My kids grew up with pinball machines and after they flew the coop and lots of other work/family issues I drifted from the hobby and the pinball machines just sat in the gameroom for ten years. I called my son about a year ago and said "We better see if we can sell these machines. Otherwise we're going to have to pay someone to haul them away. Who still plays pinball? Most of your generation grew up on video games." I wasn't totally naiive. I knew there were a couple of manufacturers making new machines but assumed it was very limited. Now and then you would see some rock star on TV giving a tour of his home with pinball machines in his gameroom.

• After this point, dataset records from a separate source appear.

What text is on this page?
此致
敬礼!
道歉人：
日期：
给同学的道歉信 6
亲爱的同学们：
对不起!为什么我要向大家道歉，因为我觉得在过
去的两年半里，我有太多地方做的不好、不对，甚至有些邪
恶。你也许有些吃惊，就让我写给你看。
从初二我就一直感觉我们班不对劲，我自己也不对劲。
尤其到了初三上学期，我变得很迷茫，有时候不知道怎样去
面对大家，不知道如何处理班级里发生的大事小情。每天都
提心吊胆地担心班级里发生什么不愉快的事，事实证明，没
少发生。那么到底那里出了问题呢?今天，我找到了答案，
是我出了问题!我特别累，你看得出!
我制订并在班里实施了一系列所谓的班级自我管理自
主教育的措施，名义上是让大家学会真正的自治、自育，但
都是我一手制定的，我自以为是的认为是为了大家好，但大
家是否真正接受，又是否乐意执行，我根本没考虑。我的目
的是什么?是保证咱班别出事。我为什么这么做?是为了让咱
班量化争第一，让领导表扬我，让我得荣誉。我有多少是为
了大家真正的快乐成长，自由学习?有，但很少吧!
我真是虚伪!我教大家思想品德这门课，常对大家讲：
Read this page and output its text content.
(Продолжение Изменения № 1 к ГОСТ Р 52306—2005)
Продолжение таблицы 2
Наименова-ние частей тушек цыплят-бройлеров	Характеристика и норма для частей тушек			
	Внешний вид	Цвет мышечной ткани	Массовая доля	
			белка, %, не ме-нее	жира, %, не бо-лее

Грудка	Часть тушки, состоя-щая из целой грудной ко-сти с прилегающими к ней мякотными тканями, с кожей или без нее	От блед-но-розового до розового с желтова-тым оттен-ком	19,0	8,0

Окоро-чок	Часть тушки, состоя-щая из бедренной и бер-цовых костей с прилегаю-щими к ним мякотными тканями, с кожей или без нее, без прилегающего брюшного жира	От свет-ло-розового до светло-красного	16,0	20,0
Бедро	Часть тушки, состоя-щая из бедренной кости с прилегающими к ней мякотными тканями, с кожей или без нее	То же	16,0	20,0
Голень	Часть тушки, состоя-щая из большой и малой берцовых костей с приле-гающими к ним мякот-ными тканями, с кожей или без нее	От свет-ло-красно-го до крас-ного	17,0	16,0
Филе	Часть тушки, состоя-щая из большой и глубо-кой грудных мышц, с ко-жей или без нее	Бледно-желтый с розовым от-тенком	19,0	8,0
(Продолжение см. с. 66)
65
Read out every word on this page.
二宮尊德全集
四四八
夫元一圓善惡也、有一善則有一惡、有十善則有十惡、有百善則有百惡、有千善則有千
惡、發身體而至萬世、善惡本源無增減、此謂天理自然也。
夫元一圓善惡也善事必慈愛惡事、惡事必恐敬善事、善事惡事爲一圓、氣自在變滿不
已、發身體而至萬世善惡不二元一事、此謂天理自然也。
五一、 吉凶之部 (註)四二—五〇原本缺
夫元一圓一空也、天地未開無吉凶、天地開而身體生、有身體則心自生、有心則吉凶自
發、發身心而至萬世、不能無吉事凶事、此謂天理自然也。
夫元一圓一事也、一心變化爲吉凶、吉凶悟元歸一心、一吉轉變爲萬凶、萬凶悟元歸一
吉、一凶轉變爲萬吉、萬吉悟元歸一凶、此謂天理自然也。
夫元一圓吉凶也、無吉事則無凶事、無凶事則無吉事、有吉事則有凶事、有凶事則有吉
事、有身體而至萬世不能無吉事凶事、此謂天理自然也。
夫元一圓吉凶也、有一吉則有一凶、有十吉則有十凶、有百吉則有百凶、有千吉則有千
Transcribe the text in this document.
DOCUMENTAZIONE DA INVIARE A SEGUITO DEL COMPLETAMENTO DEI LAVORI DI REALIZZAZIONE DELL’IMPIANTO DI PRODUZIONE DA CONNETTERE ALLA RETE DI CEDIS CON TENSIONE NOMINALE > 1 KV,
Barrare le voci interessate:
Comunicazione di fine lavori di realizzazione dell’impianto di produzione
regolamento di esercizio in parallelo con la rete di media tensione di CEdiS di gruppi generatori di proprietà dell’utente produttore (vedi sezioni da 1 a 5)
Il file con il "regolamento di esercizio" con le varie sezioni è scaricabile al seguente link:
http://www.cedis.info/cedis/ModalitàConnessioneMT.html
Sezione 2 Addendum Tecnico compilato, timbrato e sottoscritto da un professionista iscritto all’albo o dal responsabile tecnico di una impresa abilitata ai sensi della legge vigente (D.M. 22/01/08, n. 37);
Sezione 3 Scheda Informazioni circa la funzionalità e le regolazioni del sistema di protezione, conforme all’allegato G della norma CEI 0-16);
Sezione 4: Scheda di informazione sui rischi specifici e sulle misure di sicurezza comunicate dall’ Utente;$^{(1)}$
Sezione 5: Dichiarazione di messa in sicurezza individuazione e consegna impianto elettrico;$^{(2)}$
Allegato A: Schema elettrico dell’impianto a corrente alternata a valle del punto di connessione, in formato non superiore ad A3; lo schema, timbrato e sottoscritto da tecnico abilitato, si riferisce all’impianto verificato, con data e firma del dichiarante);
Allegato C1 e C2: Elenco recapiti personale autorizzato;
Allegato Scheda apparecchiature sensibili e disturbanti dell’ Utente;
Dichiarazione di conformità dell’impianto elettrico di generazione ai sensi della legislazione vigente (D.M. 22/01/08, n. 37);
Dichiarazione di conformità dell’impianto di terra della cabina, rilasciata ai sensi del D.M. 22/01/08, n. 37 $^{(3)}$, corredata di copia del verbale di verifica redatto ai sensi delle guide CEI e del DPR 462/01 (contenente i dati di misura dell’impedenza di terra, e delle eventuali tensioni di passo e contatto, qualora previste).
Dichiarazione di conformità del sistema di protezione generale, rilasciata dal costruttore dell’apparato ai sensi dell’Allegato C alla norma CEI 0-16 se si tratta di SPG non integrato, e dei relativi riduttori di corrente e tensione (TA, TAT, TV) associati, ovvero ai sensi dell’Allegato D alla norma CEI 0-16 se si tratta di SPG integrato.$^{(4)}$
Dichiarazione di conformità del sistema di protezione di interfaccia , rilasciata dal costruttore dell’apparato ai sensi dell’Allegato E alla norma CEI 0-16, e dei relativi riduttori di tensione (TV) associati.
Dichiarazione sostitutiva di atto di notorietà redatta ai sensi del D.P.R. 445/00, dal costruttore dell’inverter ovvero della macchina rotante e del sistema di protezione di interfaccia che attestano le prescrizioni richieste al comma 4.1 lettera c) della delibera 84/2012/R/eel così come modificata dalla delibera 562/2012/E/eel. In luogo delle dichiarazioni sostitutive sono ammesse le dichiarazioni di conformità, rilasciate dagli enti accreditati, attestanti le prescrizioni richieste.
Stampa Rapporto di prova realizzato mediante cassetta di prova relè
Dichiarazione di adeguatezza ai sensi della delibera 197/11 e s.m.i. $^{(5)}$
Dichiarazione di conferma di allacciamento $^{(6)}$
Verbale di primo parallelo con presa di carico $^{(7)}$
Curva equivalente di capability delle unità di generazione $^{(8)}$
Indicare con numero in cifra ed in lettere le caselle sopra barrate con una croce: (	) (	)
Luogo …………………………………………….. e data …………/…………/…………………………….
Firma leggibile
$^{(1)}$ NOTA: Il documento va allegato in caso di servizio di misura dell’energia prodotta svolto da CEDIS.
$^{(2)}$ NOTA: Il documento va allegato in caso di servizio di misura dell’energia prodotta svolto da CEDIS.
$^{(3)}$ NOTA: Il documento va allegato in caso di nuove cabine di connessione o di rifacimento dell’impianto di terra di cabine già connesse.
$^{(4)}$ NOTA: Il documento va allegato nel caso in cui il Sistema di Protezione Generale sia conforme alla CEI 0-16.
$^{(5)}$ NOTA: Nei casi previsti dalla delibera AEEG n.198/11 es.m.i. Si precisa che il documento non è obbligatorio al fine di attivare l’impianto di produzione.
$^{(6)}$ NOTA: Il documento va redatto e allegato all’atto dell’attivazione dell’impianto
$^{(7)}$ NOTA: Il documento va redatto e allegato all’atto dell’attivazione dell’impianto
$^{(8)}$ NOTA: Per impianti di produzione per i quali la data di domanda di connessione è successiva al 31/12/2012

About a year ago with more free time and sequested at home with the pandemic I discovered pinside and some of the FB pinball groups. Holy Smoke! This hobby is more alive and well than twenty years ago. I was overjoyed and spent hours everyday reading pinside forums catching up on the last ten years. I've been bitten by the pinball bug once again and I'm loving every moment. I've spent this entire winter overhauling all my games including bringing back to life a Gottlieb Sea Shore Pinball that I bought 18 years ago but never set up. I also added some of the available mods to the Creature and Getaway. I was amazed to see the new color dmds but I'm still attached to my old amber displays. I love the soft incandescensts in my EMs but would like to upgrade my solid state games with LEDS knowing they are easier on the power boards and look good as well. So between reading the forums and the ads, and the fixing and upgrading and finally the hours of playing I'm keeping very busy. Stay safe and well and brighter days ahead. Keep flipping.